If this uber-rich person would have stored his wealth in various paper forms, he’d have to have been very careful.
Otherwise, if you’re not uber-rich, you have to take into account the role of gold as the fear-money. That is, from 1980 to 2001 gold was a loser because confidence in the global economic system and in the dollar was high (so why hold gold?).
For the future, I think FOFOA’s ideas are closer to something attainable than going straight back to a gold-peg. He sees gold (fully physical, no imaginary paper gold) not only as a reserve currency as I’ve stated in an older post but as a reserve currency that will regulate trade imbalances even with all countries keeping their currencies and trading in their own currencies (as opposed to a Bancor as suggested by James G. Rickards).
PS: Not to mention that if freed from the fraudulent paper claims and manipulation, the price could even erase most of the debts of the developed world.
“I can do a pretty good job of analysing and deconstructing that (and indeed have already strongly questioned the claim that it was “gold worship” that drove the economy off a cliff in the 1930s) but in the interests of economic “progress”, I would rather outsource my analysis to China.”

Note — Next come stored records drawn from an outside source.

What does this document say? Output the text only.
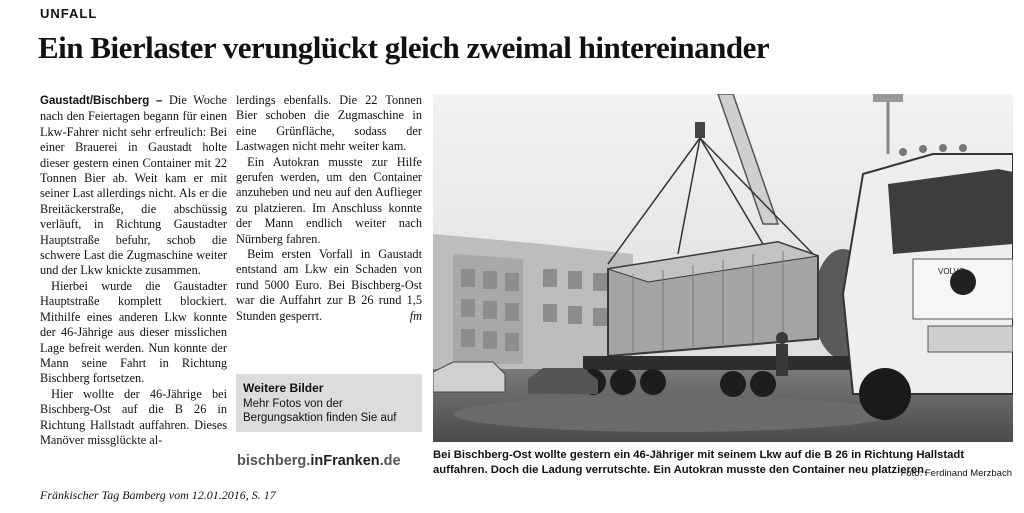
UNFALL
Ein Bierlaster verunglückt gleich zweimal hintereinander

Gaustadt/Bischberg – Die Woche nach den Feiertagen begann für einen Lkw-Fahrer nicht sehr erfreulich: Bei einer Brauerei in Gaustadt holte dieser gestern einen Container mit 22 Tonnen Bier ab. Weit kam er mit seiner Last allerdings nicht. Als er die Breitäckerstraße, die abschüssig verläuft, in Richtung Gaustadter Hauptstraße befuhr, schob die schwere Last die Zugmaschine weiter und der Lkw knickte zusammen.

Hierbei wurde die Gaustadter Hauptstraße komplett blockiert. Mithilfe eines anderen Lkw konnte der 46-Jährige aus dieser misslichen Lage befreit werden. Nun konnte der Mann seine Fahrt in Richtung Bischberg fortsetzen.

Hier wollte der 46-Jährige bei Bischberg-Ost auf die B 26 in Richtung Hallstadt auffahren. Dieses Manöver missglückte al-

lerdings ebenfalls. Die 22 Tonnen Bier schoben die Zugmaschine in eine Grünfläche, sodass der Lastwagen nicht mehr weiter kam.

Ein Autokran musste zur Hilfe gerufen werden, um den Container anzuheben und neu auf den Auflieger zu platzieren. Im Anschluss konnte der Mann endlich weiter nach Nürnberg fahren.

Beim ersten Vorfall in Gaustadt entstand am Lkw ein Schaden von rund 5000 Euro. Bei Bischberg-Ost war die Auffahrt zur B 26 rund 1,5 Stunden gesperrt.	fm
Weitere Bilder
Mehr Fotos von der Bergungsaktion finden Sie auf
bischberg.inFranken.de
VOLVO
Bei Bischberg-Ost wollte gestern ein 46-Jähriger mit seinem Lkw auf die B 26 in Richtung Hallstadt auffahren. Doch die Ladung verrutschte. Ein Autokran musste den Container neu platzieren.
Foto: Ferdinand Merzbach
Fränkischer Tag Bamberg vom 12.01.2016, S. 17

There was some truth to the money printing and re-pegging that brought significant advantages to some countries in the interwar period. James G. Rickards did a pretty good job describing the Currency Wars in the interwar period. It’s dirty, and the sign of a dysfunctional global economic system, but devaluing your currency faster than others can bring advantages to a country to the detriment of all other countries participating in international trade.
Just to be clear for other readers that haven’t read other comments of mine, James G. Rickards is a gold-bug and doesn’t blame the Great Depression on gold worship. I merely stated that devaluing the currency could have brought advantages to the countries that did it first.
Heh, my general impression is that the gains from devaluation are not only small in effect, but mostly illusory, based on external purchasers fooling themselves into believing they are getting more for their money and thus buying more. It’s not an issue of economics so much as one of psychology.